Navigating Family Vacations with Compass (and exploring AI)

An opportunity arose

Compass is a mobile-first trip planner I built specifically for my family. It is a fully custom functioning webapp that caters to my family’s needs while on vacation together. As the designated “Project Manager” of my family’s vacation planning, I felt the need for this first hand.

However, the problem was only half the motivation. I'd been wanting to find a real project to get hands-on with AI tools. I wanted to explore and learn new tools to see how they can fit into my design workflow genuinely, as well as touch on something I had never attempted to tackle before - actually building it for real. Compass gave me the excuse to do both at once: solve something I actually cared about, and figure out where AI fits in the way I work.

Access the live prototype

Role

Product Designer and Developer (kind of)

Key Processes

  • Competitive analysis
  • Internal audit
  • Information architecture
  • Wireframing
  • User interface design
  • Webapp coding

Tools Used

  • Figma (MCP), Figjam
  • Google AI Studio
  • Claude (Chat, Code, Design)
  • Visual Studio Code
  • Supabase, Vercel and Github (for hosting)

Goals and constraints

My goal was to build a clean MVP that solved specifically for the major problems I had outlined. Due to working on this solo in my free time (while also working a full time job), scope was a major constraint. I was ruthless about the MVP. Features that didn't solve a problem my family actually had got cut, regardless of how interesting they were to design.

Work smarter, not harder

It was so much fun and empowering to work with AI on this project. Throughout the course of the project, LLMs had been a resource to ideate and discuss feasibility. I also used Claude Design and Google AI Studio to come up with design inspiration and Claude chat to help me get started on the information architecture.

At the beginning of design, I started with truly testing the limits of Figma MCP and Claude by asking it to design full screens for me. However, I quickly realized this was not feasible in terms of token usage. Additionally, some design work was just better done on my own. Where it really shone was handling tedious tasks (e.g. filling the grocery list with placeholder text or creating states in a component). While it worked on these, I was able to tackle the bigger design decisions.
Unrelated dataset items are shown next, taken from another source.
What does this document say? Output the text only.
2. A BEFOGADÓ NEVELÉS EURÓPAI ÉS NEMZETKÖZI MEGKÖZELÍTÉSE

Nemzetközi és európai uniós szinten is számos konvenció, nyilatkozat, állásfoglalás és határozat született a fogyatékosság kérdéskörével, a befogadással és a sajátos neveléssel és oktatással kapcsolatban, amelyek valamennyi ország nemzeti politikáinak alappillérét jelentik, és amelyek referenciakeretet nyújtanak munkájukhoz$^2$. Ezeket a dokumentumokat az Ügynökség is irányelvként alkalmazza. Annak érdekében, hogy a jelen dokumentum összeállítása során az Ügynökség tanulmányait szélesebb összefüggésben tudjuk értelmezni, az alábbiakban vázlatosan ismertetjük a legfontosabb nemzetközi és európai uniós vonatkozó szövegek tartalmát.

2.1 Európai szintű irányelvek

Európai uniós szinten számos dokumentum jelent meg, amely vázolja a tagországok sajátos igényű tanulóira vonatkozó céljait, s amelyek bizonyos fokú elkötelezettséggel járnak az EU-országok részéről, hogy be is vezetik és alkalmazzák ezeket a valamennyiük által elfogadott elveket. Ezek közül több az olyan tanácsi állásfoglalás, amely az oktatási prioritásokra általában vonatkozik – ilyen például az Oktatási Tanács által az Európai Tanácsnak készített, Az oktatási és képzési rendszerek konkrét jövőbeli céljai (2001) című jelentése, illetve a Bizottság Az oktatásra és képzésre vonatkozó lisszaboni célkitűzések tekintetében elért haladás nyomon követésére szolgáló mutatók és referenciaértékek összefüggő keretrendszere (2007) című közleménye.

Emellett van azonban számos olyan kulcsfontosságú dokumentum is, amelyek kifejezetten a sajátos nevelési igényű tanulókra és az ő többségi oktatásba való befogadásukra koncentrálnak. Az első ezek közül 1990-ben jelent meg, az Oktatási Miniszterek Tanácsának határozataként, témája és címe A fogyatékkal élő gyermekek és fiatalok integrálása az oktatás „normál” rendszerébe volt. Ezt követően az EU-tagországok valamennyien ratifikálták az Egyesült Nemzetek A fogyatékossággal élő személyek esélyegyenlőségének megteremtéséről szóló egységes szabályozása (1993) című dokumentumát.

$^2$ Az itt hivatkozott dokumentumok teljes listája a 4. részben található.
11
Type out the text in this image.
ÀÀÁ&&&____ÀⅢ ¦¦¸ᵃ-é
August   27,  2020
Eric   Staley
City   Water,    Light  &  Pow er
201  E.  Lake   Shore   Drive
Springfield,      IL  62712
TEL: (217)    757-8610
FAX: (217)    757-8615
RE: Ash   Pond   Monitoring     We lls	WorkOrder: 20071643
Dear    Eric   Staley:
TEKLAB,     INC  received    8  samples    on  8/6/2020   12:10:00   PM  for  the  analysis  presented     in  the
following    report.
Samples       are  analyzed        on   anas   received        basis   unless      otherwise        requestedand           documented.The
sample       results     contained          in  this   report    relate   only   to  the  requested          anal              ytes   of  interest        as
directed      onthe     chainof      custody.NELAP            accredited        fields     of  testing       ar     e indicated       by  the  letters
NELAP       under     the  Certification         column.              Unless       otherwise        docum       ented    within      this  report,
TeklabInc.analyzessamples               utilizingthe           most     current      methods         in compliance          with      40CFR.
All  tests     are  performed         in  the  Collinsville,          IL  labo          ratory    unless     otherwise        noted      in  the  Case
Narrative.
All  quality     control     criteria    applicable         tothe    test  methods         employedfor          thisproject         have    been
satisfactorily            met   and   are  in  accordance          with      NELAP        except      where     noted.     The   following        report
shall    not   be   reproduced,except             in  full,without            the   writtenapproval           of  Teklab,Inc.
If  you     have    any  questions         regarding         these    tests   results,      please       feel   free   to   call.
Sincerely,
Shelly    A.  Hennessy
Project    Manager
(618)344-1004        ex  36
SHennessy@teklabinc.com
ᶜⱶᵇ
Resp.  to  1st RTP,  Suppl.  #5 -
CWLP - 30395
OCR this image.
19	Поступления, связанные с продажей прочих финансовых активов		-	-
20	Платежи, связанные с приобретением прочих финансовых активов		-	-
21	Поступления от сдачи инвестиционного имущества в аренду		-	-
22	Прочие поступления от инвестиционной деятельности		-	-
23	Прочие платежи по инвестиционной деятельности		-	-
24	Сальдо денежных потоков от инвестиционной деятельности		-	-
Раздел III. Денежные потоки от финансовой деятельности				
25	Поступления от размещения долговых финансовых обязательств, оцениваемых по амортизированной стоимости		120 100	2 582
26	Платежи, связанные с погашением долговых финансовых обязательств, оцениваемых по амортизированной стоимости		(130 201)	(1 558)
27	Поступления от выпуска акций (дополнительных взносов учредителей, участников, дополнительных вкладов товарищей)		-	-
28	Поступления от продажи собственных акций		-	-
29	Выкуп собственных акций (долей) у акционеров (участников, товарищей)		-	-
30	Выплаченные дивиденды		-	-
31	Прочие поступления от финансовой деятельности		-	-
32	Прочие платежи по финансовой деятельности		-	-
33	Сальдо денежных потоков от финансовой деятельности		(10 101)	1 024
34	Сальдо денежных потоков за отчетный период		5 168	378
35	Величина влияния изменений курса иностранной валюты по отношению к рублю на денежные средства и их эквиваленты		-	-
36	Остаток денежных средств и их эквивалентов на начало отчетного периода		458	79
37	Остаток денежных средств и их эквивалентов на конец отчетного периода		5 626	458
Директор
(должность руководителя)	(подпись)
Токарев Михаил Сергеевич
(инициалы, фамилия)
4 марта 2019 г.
The most daunting part of the project was coding. Claude made it easy. I was able to build a first prototype of the app in just an afternoon by utilizing Figma MCP and sharing my designs for build. It was more functional and quicker than anything I could've built using the Figma prototyping tool. I discovered there is definitely a right and wrong way to prompt; providing as much context as possible is key. It was also useful to quickly fill in any simple edge cases I might have missed without having to go back to Figma.

What's next

The goal of this project was a quick, functional webapp, which I have built. What I would love to do as next steps is to actually onboard my family onto this app during our next vacation for real usability and accessibility testing. It would be interesting to validate the design or identify areas of improvement. I imagine I could use metrics to track if the webapp genuinely makes our lives more efficient (e.g. reducing # of grocery runs or reducing # of times a car gets lost on the way to an activity).

As an additional nice-to-have, I think it would also be cool to develop branding for Compass to enhance the visual experience and maybe make some improvements to the UI in general.